Friday, July 27, 2012

ramadan days 1 - 7

I entered this ramadan wanting to really take part in it.  By that, I mean fasting, not just skipping lunch but the entire day.  This year, I have gone through divorce and moved out.  The last 2 years have been a time when I have questioned myself about my faith and what is correct.  It still burdens me, can Islam be right for me, if I came to it in such as bad way (through cheating on my wife). 
For me, this ramadan is about a journey that I'm taking to find myself and to be closer to Allah (God).

So, as I've said before day 1 was a struggle, especially the last 4 hours before sun down.  I had a terrible headache and felt like I would be sick.  I thought that watching a movie during this time would be good since I wouldnt be moving around too much.  Still, it was not a good experience.
That night, I really questioned whether being a muslim was right for me.  I didnt think I could go
through another 29 days of nearly being sick like this.  I wondered if other muslims went through this
or if I just didnt have what it takes. 

Day 2 was much different.  It was saturday so I got to take a nap in the afternoon.  In the late afternoon, I went grocery shopping and did things I would normally do.  I felt fine.  Day 3 was the
same.  So, once getting over day 1 things have gone better.  I dont have the terrible headache or feel sick.  I do feel hungry of course and my mouth feels dry and my lips stick to my teeth.  But, strangely, I feel better at the end of the day before breaking fast.  I feel more clear, more at peace.

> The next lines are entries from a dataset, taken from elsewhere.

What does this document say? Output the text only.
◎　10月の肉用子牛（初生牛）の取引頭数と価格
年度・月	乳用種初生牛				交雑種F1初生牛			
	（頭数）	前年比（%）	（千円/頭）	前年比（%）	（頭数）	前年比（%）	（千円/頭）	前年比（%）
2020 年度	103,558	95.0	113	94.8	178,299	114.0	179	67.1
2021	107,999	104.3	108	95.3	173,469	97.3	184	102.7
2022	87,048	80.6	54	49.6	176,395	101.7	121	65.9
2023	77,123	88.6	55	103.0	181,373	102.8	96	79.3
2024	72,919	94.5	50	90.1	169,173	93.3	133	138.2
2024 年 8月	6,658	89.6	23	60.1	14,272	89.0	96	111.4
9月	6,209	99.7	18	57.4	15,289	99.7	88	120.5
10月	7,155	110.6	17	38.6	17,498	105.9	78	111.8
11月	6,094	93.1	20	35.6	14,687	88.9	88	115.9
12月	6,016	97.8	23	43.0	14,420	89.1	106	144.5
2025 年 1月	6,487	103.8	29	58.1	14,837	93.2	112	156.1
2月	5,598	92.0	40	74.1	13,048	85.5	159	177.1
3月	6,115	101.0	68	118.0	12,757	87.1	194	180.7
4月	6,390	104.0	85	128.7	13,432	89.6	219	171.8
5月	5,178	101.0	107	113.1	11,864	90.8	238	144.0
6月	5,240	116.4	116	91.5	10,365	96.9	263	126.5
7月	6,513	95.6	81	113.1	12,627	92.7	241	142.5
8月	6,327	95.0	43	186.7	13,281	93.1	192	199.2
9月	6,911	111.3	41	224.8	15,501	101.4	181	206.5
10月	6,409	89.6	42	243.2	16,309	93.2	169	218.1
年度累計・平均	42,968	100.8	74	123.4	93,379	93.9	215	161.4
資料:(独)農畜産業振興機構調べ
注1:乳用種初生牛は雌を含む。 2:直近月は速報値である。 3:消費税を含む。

Breaking my fast has been very unusual in that I am not around other muslims and havent told anyone what I'm doing.  So, on wednesday, iftar was a chili cheese dog (beef) at an astros game.
Thursday night, day 7, was just whatever leftovers I could dig out of the refrigerator. 

I do intend to go to iftar at the masjid, next week inshallah.  But for now, I guess I will continue my strange adventure.  I want to tell the people in my life that I'm muslim, I'm really tired of carrying secrets.  It's destroyed so much of my life already.  I pray that I will have the courage to do it.

Peace and blessings to all

1 comment:

  1. When the time is right you will know it. You have a lot of courage, James. Keep it up.